Your basic process would be:
Given a buffer of RGBA8888 encoded values
Create a buffer big enough to hold the RGBA4444 or RGBA5551 values. In this case, its simple - half the size.
Loop over the source buffer, unpacking each component, and repacking into the destination format, and write it into the destination buffer.
void* rgba8888_to_rgba4444(
void* src, // IN, pointer to source buffer
int cb) // IN size of source buffer, in bytes
{
// this code assumes that a long is 4 bytes and short is 2.
//on some compilers this isnt true
int i;
// compute the actual number of pixel elements in the buffer.
int cpel = cb/4;
unsigned long* psrc = (unsigned long*)src;
// create the RGBA4444 buffer
unsigned short* pdst = (unsigned short*)malloc(cpel*2);
// convert every pixel
for(i=0;i<cpel; i++)
{
// read a source pixel
unsigned pel = psrc[i];
// unpack the source data as 8 bit values
unsigned r = p & 0xff;
unsigned g = (pel >> 8) & 0xff;
unsigned b = (pel >> 16) & 0xff;
unsigned a = (pel >> 24) & 0xff;
//convert to 4 bit vales
r >>= 4;
g >>= 4;
b >>= 4;
a >>= 4;
// and store
pdst[i] = r | g << 4 | b << 8 | a << 12;
}
return pdst;
}
The actual conversion loop I did very wastefully, the components can be extracted, converted and repacked in a single pass, making for far faster code. I did it this way to make the conversion explicit, and easy to change. Also, im not sure that I got the component order the right way around. So it might be b, r, g, a, but it shouldn't effect the result of the function as it repackes in the same order into the dest buffer.

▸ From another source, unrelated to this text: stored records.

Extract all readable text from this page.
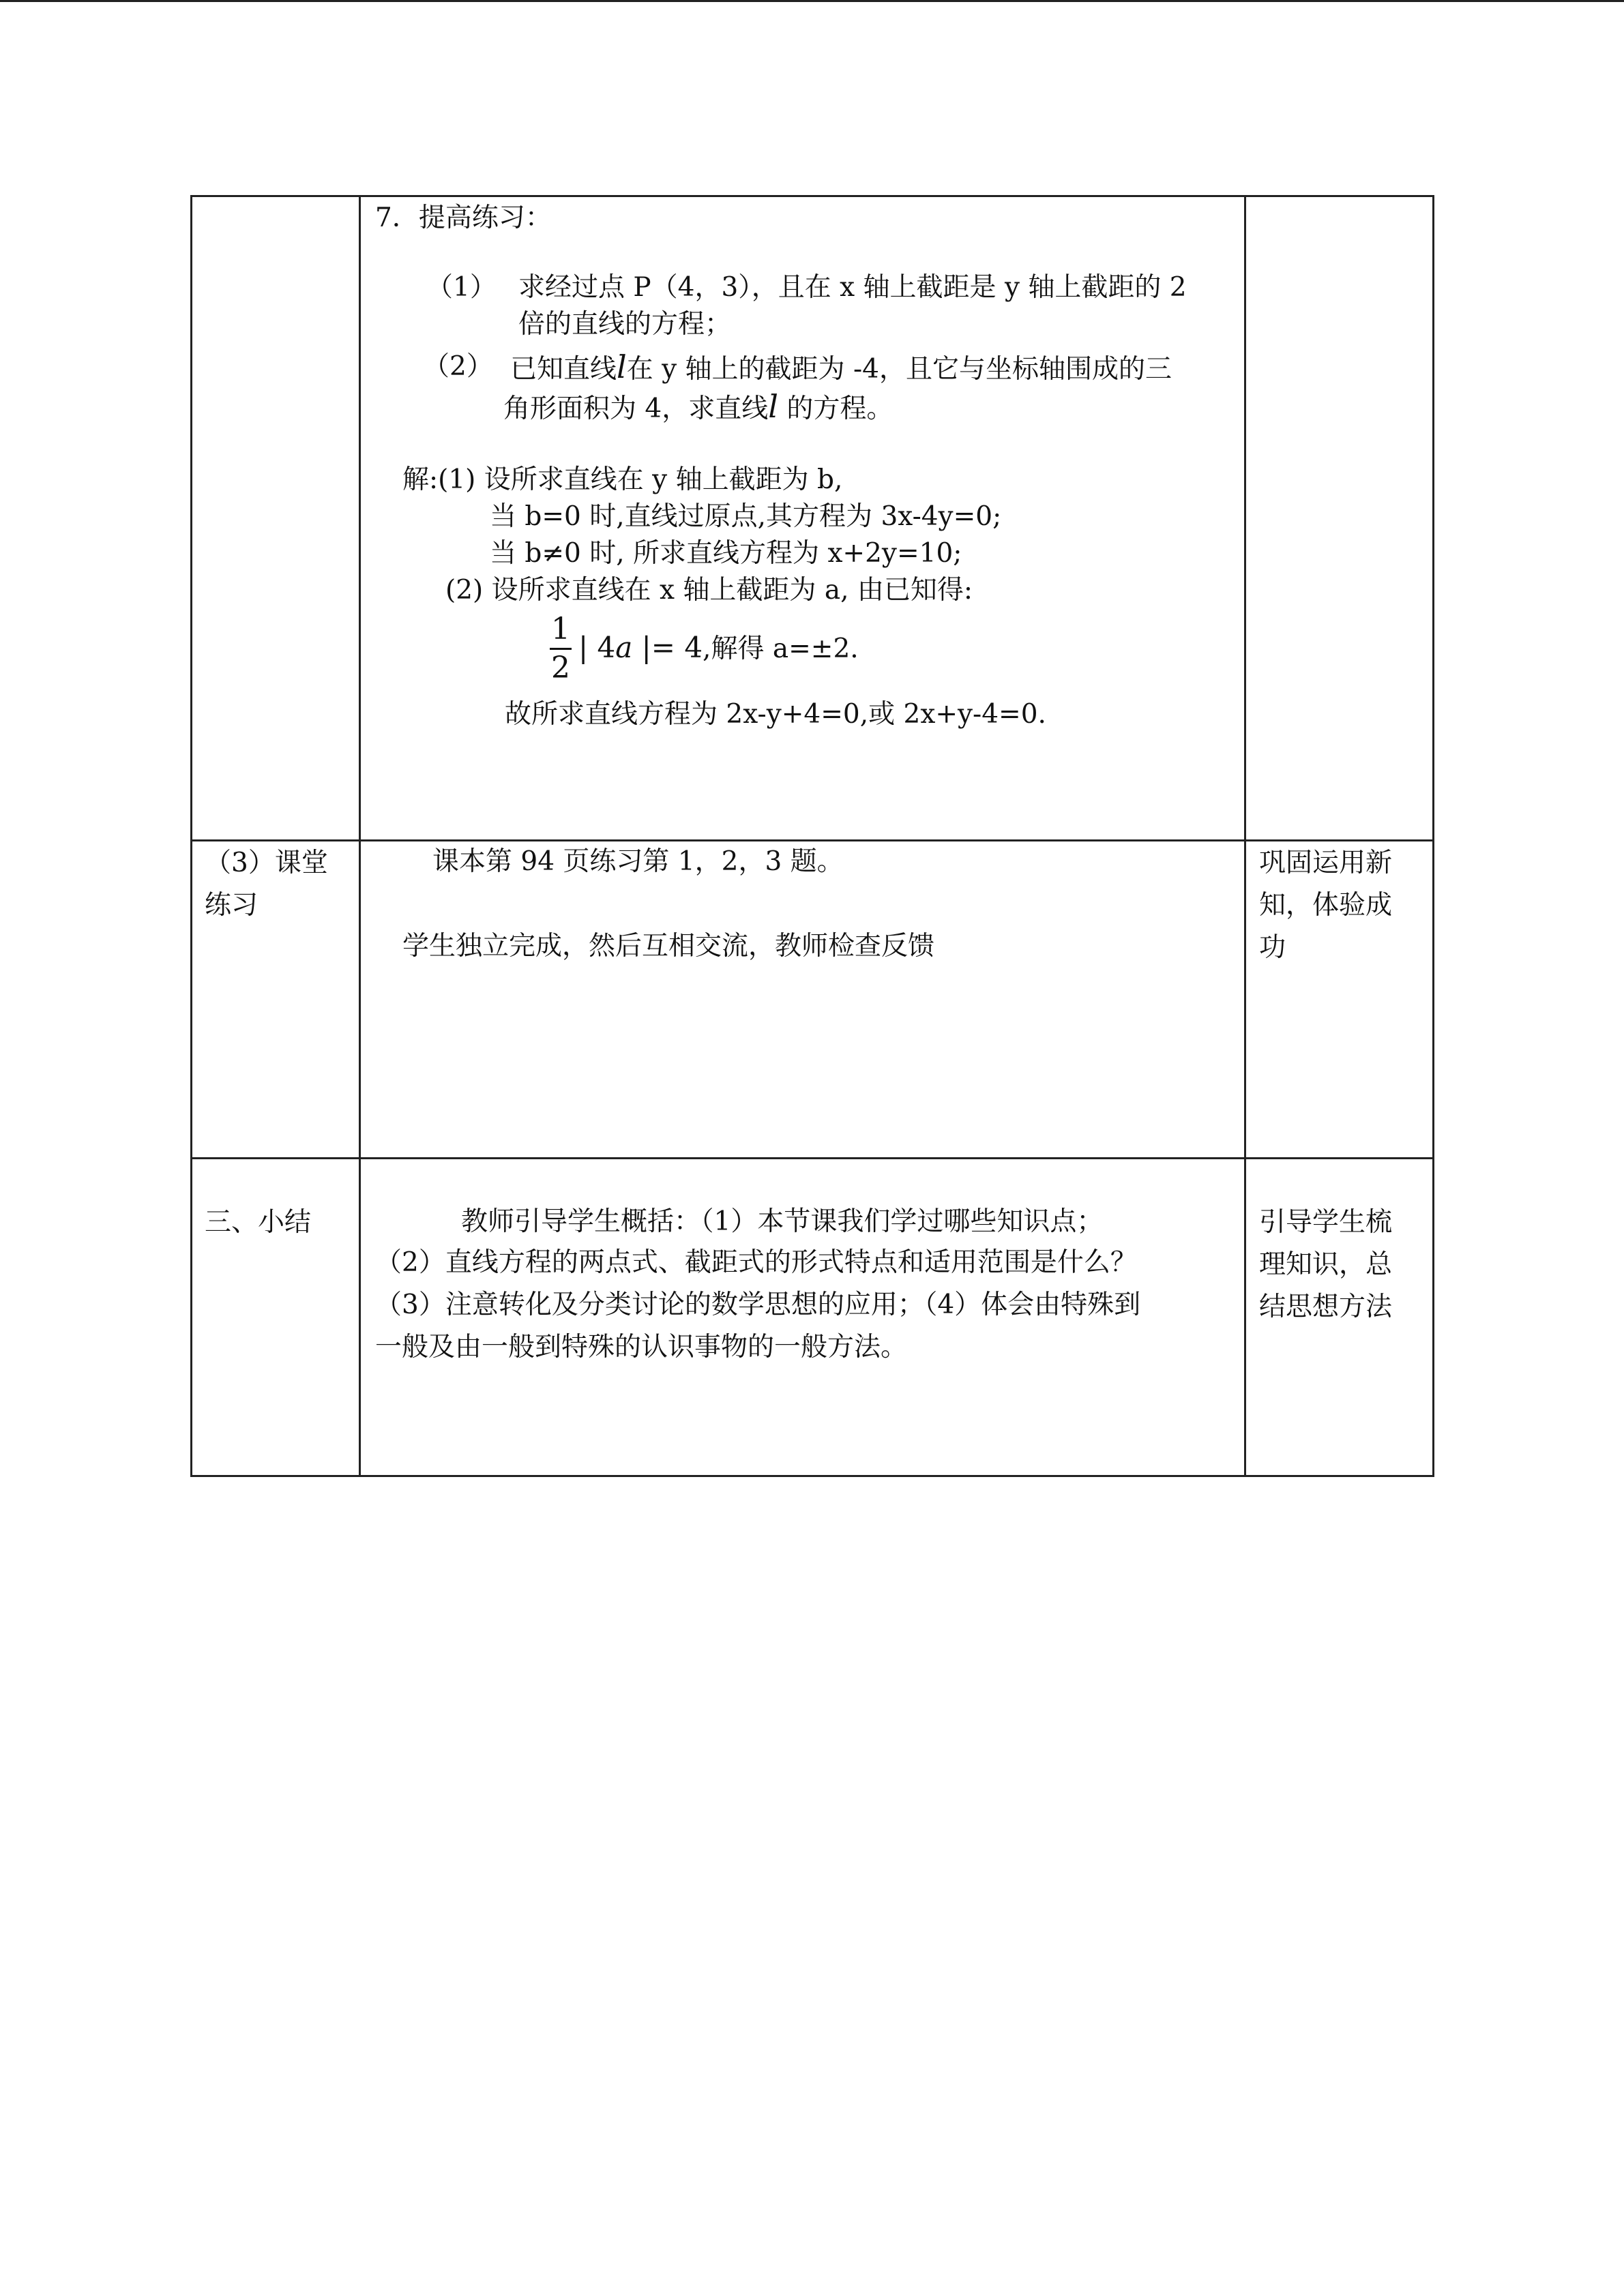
7．提高练习：
（1） 求经过点 P（4，3），且在 x 轴上截距是 y 轴上截距的 2
倍的直线的方程；
（2） 已知直线l在 y 轴上的截距为 -4，且它与坐标轴围成的三
角形面积为 4，求直线l 的方程。
解:(1) 设所求直线在 y 轴上截距为 b,
当 b=0 时,直线过原点,其方程为 3x-4y=0;
当 b≠0 时, 所求直线方程为 x+2y=10;
(2) 设所求直线在 x 轴上截距为 a, 由已知得:
1
2
| 4a |= 4,解得 a=±2.
故所求直线方程为 2x-y+4=0,或 2x+y-4=0.
（3）课堂练习
课本第 94 页练习第 1，2，3 题。
学生独立完成，然后互相交流，教师检查反馈
巩固运用新知，体验成功
三、小结	教师引导学生概括：（1）本节课我们学过哪些知识点；
（2）直线方程的两点式、截距式的形式特点和适用范围是什么？
（3）注意转化及分类讨论的数学思想的应用；（4）体会由特殊到
一般及由一般到特殊的认识事物的一般方法。
引导学生梳理知识，总结思想方法
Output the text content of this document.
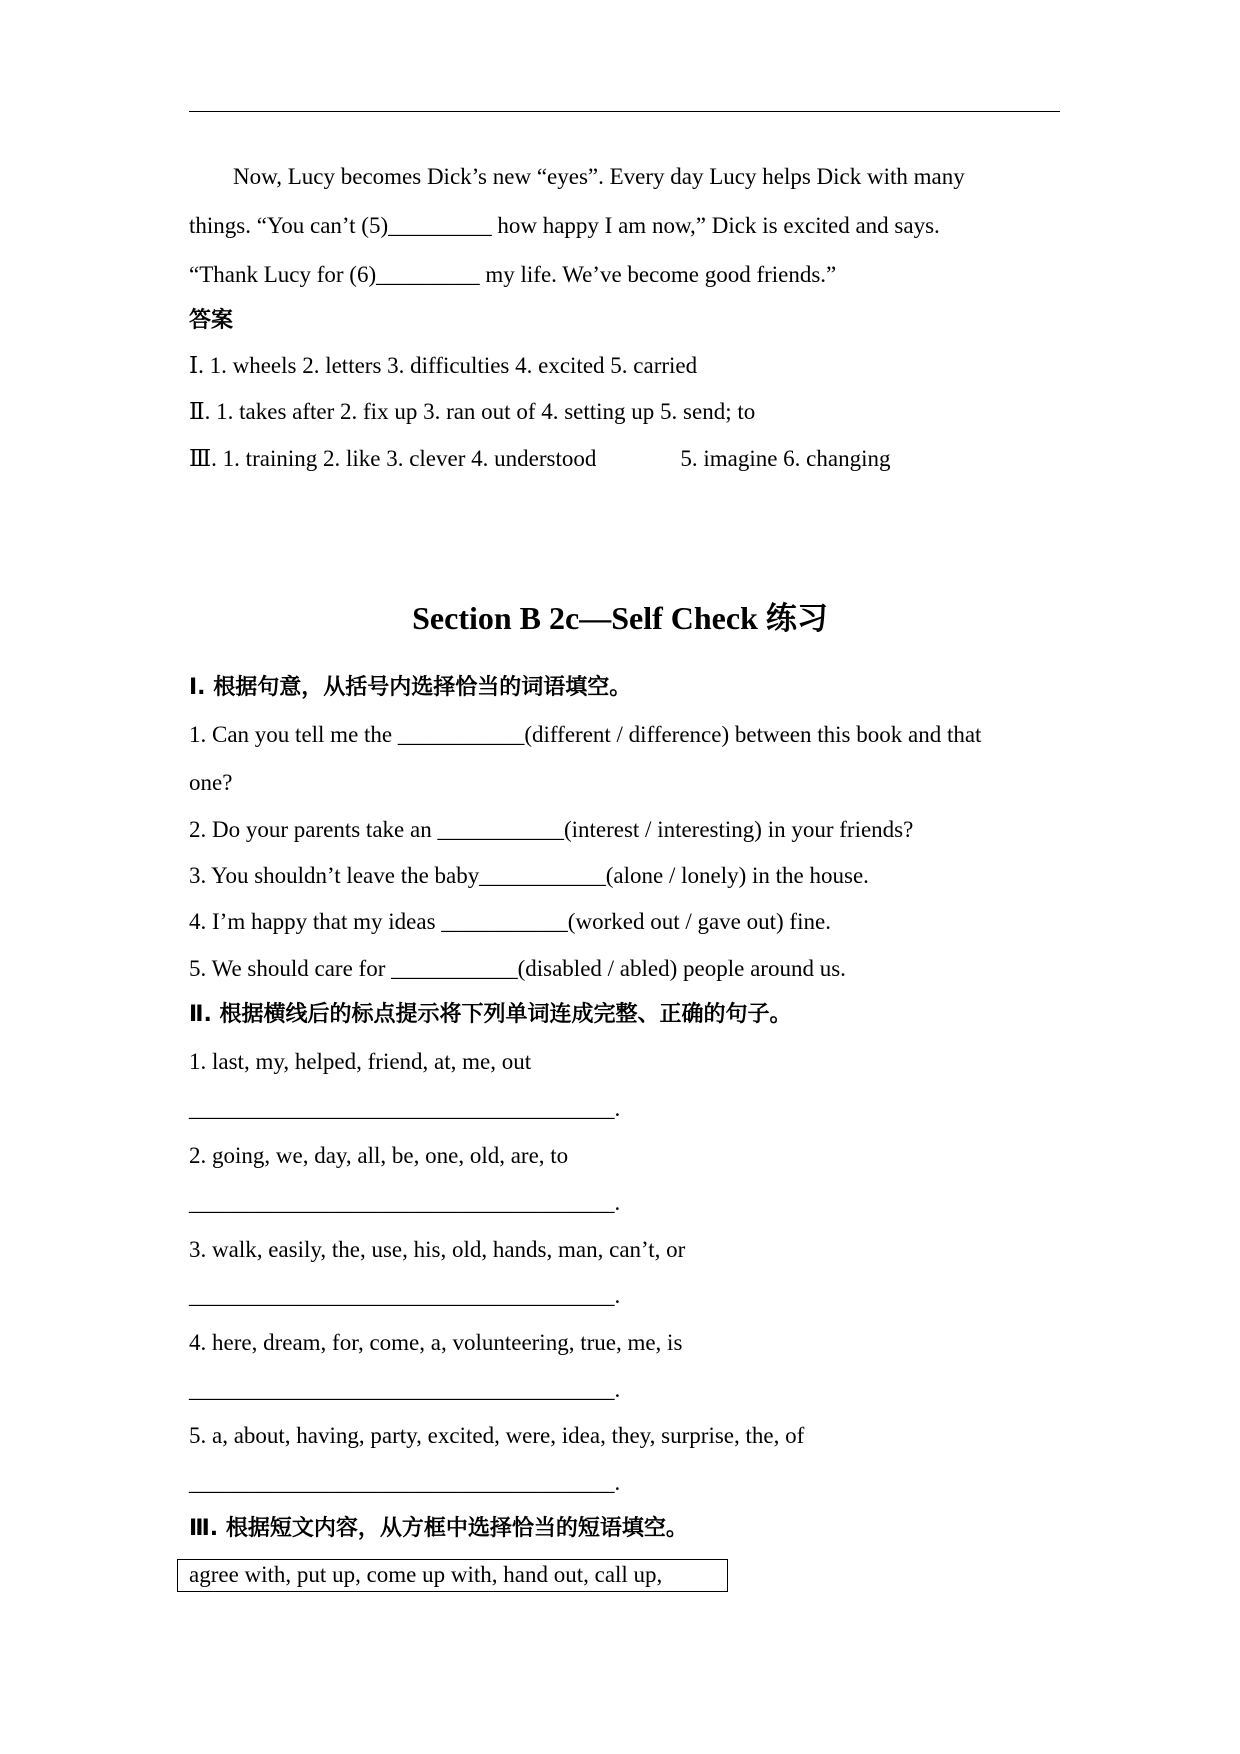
Now, Lucy becomes Dick’s new “eyes”. Every day Lucy helps Dick with many
things. “You can’t (5)_________ how happy I am now,” Dick is excited and says.
“Thank Lucy for (6)_________ my life. We’ve become good friends.”
答案
Ⅰ. 1. wheels 2. letters 3. difficulties 4. excited 5. carried
Ⅱ. 1. takes after 2. fix up 3. ran out of 4. setting up 5. send; to
Ⅲ. 1. training 2. like 3. clever 4. understood	5. imagine 6. changing
Section B 2c—Self Check 练习
Ⅰ. 根据句意，从括号内选择恰当的词语填空。
1. Can you tell me the ___________(different / difference) between this book and that
one?
2. Do your parents take an ___________(interest / interesting) in your friends?
3. You shouldn’t leave the baby___________(alone / lonely) in the house.
4. I’m happy that my ideas ___________(worked out / gave out) fine.
5. We should care for ___________(disabled / abled) people around us.
Ⅱ. 根据横线后的标点提示将下列单词连成完整、正确的句子。
1. last, my, helped, friend, at, me, out
_____________________________________.
2. going, we, day, all, be, one, old, are, to
_____________________________________.
3. walk, easily, the, use, his, old, hands, man, can’t, or
_____________________________________.
4. here, dream, for, come, a, volunteering, true, me, is
_____________________________________.
5. a, about, having, party, excited, were, idea, they, surprise, the, of
_____________________________________.
Ⅲ. 根据短文内容，从方框中选择恰当的短语填空。
agree with, put up, come up with, hand out, call up,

Using ImageMagick you can create RGBA4444 PNG files by running:
convert source.png -depth 4 destination.png
You can get ImageMagick from MacPorts.
You may consider using Imagination's PVRTexTool for Windows. It's specifically for creating PVR textures in every supported color format. It can create both PVRTC compressed textures (what you call "PVR") as well as uncompressed textures in 8888, 5551, 4444, etc.
However, it doesn't output PNGs (only PVRs) so your loading code would have change. Also, sometimes PVRs are much larger than PNGs because the pixels in PNGs are compressed with deflate compression.
Since you're most likely running OS X, you can use Darwine (now WineBottler) to run it (and other windows programs) on OS X.
You'll need to register as an Imagination developer before you can download PVRTexTool. Registration and the tool are both free.
Once you set it up, it's pretty painless and it gives you a decent GUI for working with PVRs.
You might also want to look how to optimize RGBA8888 for conversion to RGBA4444 using floyd-steinberg dithering in GIMP: http://www.youtube.com/watch?v=v1xGYecsnX0
You could also use http://www.texturepacker.com for conversion.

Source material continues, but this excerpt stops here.